Probability Current Free Particle

[petera88]

Homework Statement

Find the probability current of a free particle.

Homework Equations

$\Psi$(x,t) = Ae^{i(kx-$\frac{(hbar)k^{2}t}{2m}$)}

J(x,t) = $\frac{ihbar}{2m}(ψψ*' - ψ*ψ')$

The Attempt at a Solution

I figured it was just take the derivative of the time dependent wave function and plug it in. This is my first experience with quantum mechanics so I find myself getting caught up on working with the wave function. My question it if it's real, then the psi and psi* are the same and it would equal 0. This isn't the answer of course. How do I work with the complex psi? What's the difference in the wave function for psi and psi*?

 

[smithhs]

To answer the simplest question, $\psi^*$ is just the complex conjugate of ψ:

For some complex number $c=a+bi$, $c^*=a-bi$.
For a real number $a$, $a=a^*$
In the case of complex exponential functions:

$c=Ae^{ix}$, $c^*=A^*e^{-ix}$

Finally, $cc^*=c^*c=|c|^2$, which is a positive real number.

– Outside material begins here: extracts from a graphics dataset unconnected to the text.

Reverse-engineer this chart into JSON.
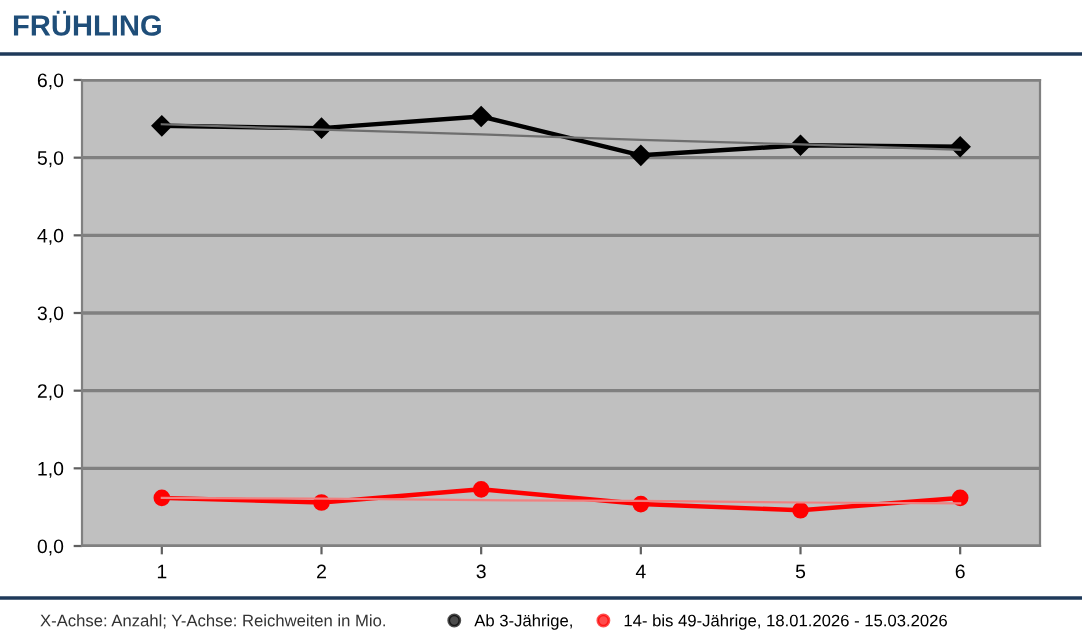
{
  "chart_data": {
    "type": "line",
    "title": "FRÜHLING",
    "x": [
      1,
      2,
      3,
      4,
      5,
      6
    ],
    "xlim": [
      0.5,
      6.5
    ],
    "xticks": [
      1,
      2,
      3,
      4,
      5,
      6
    ],
    "ylim": [
      0,
      6
    ],
    "yticks": [
      {
        "value": 0,
        "label": "0,0"
      },
      {
        "value": 1,
        "label": "1,0"
      },
      {
        "value": 2,
        "label": "2,0"
      },
      {
        "value": 3,
        "label": "3,0"
      },
      {
        "value": 4,
        "label": "4,0"
      },
      {
        "value": 5,
        "label": "5,0"
      },
      {
        "value": 6,
        "label": "6,0"
      }
    ],
    "grid": "y",
    "legend": "bottom",
    "series": [
      {
        "name": "Ab 3-Jährige,",
        "color": "#000000",
        "marker": "diamond",
        "values": [
          5.41,
          5.38,
          5.53,
          5.03,
          5.16,
          5.14
        ]
      },
      {
        "name": "14- bis 49-Jährige, 18.01.2026 - 15.03.2026",
        "color": "#ff0000",
        "marker": "circle",
        "values": [
          0.62,
          0.56,
          0.73,
          0.54,
          0.46,
          0.62
        ]
      },
      {
        "color": "#6e6e6e",
        "values": [
          5.43,
          5.36,
          5.3,
          5.23,
          5.17,
          5.1
        ],
        "marker": "none"
      },
      {
        "color": "#f08080",
        "values": [
          0.62,
          0.61,
          0.59,
          0.58,
          0.56,
          0.55
        ],
        "marker": "none"
      }
    ],
    "annotations": [
      "X-Achse: Anzahl; Y-Achse: Reichweiten in Mio."
    ]
  }
}
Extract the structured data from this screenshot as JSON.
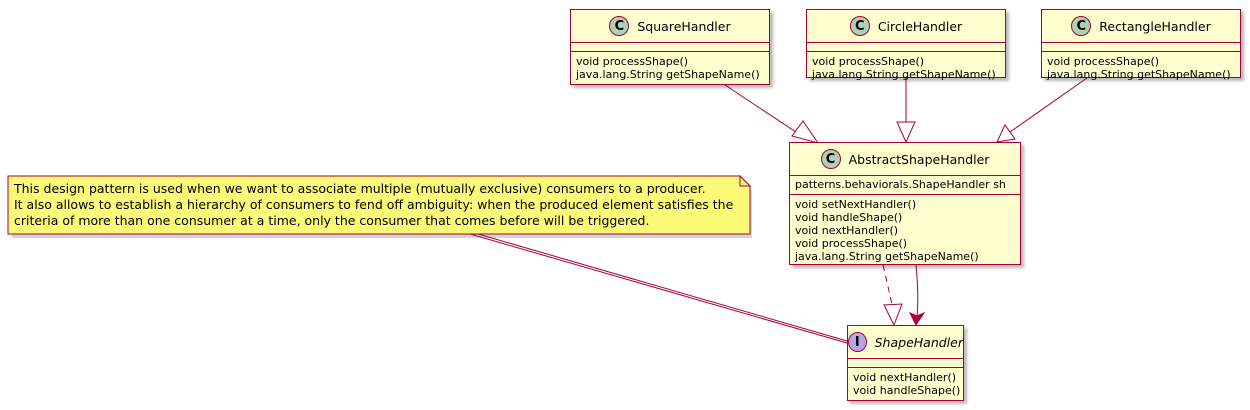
{
  "colors": {
    "class_fill": "#FEFECE",
    "border": "#A80036",
    "class_badge": "#ADD1B2",
    "interface_badge": "#B4A7E5",
    "note_fill": "#FBFB77"
  },
  "classes": {
    "square": {
      "badge": "C",
      "name": "SquareHandler",
      "methods": [
        "void processShape()",
        "java.lang.String getShapeName()"
      ]
    },
    "circle": {
      "badge": "C",
      "name": "CircleHandler",
      "methods": [
        "void processShape()",
        "java.lang.String getShapeName()"
      ]
    },
    "rectangle": {
      "badge": "C",
      "name": "RectangleHandler",
      "methods": [
        "void processShape()",
        "java.lang.String getShapeName()"
      ]
    },
    "abstract": {
      "badge": "C",
      "name": "AbstractShapeHandler",
      "fields": [
        "patterns.behaviorals.ShapeHandler sh"
      ],
      "methods": [
        "void setNextHandler()",
        "void handleShape()",
        "void nextHandler()",
        "void processShape()",
        "java.lang.String getShapeName()"
      ]
    },
    "iface": {
      "badge": "I",
      "name": "ShapeHandler",
      "methods": [
        "void nextHandler()",
        "void handleShape()"
      ]
    }
  },
  "note": {
    "lines": [
      "This design pattern is used when we want to associate multiple (mutually exclusive) consumers to a producer.",
      "It also allows to establish a hierarchy of consumers to fend off ambiguity: when the produced element satisfies the",
      "criteria of more than one consumer at a time, only the consumer that comes before will be triggered."
    ]
  }
}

The equation for a free particle in one dimension is

$\psi(x,t) = Ae^{ikx}e^{-i\frac{\hbar k^2}{2m} t}$

Its complex conjugate is

$\psi^*(x,t) = A^*e^{-ikx}e^{i\frac{\hbar k^2}{2m} t}$

Note that by writing this as the wave function of the particle your starting with the assumption that $\psi$ is complex; it almost always IS complex, with a few exceptions (such as the energy eigenstates the particle in a box. When a particle's wave function is real there is 0 probability current; the probability distribution of the particle does not evolve in time (though its wave function still does). You work with complex $\psi$ like any other function, just making sure to due the complex arithmetic correctly; the derivitives all behave the same way as a real valued function.

So, back to the problem:

The probability current is defined as:
$J(x,t)=\frac{i\hbar}{2m}(\psi\frac{∂\psi^*}{∂x}-\psi^*\frac{∂\psi}{∂x})$

Just take derivitives like you would normally; I will say that the final answer is not zero.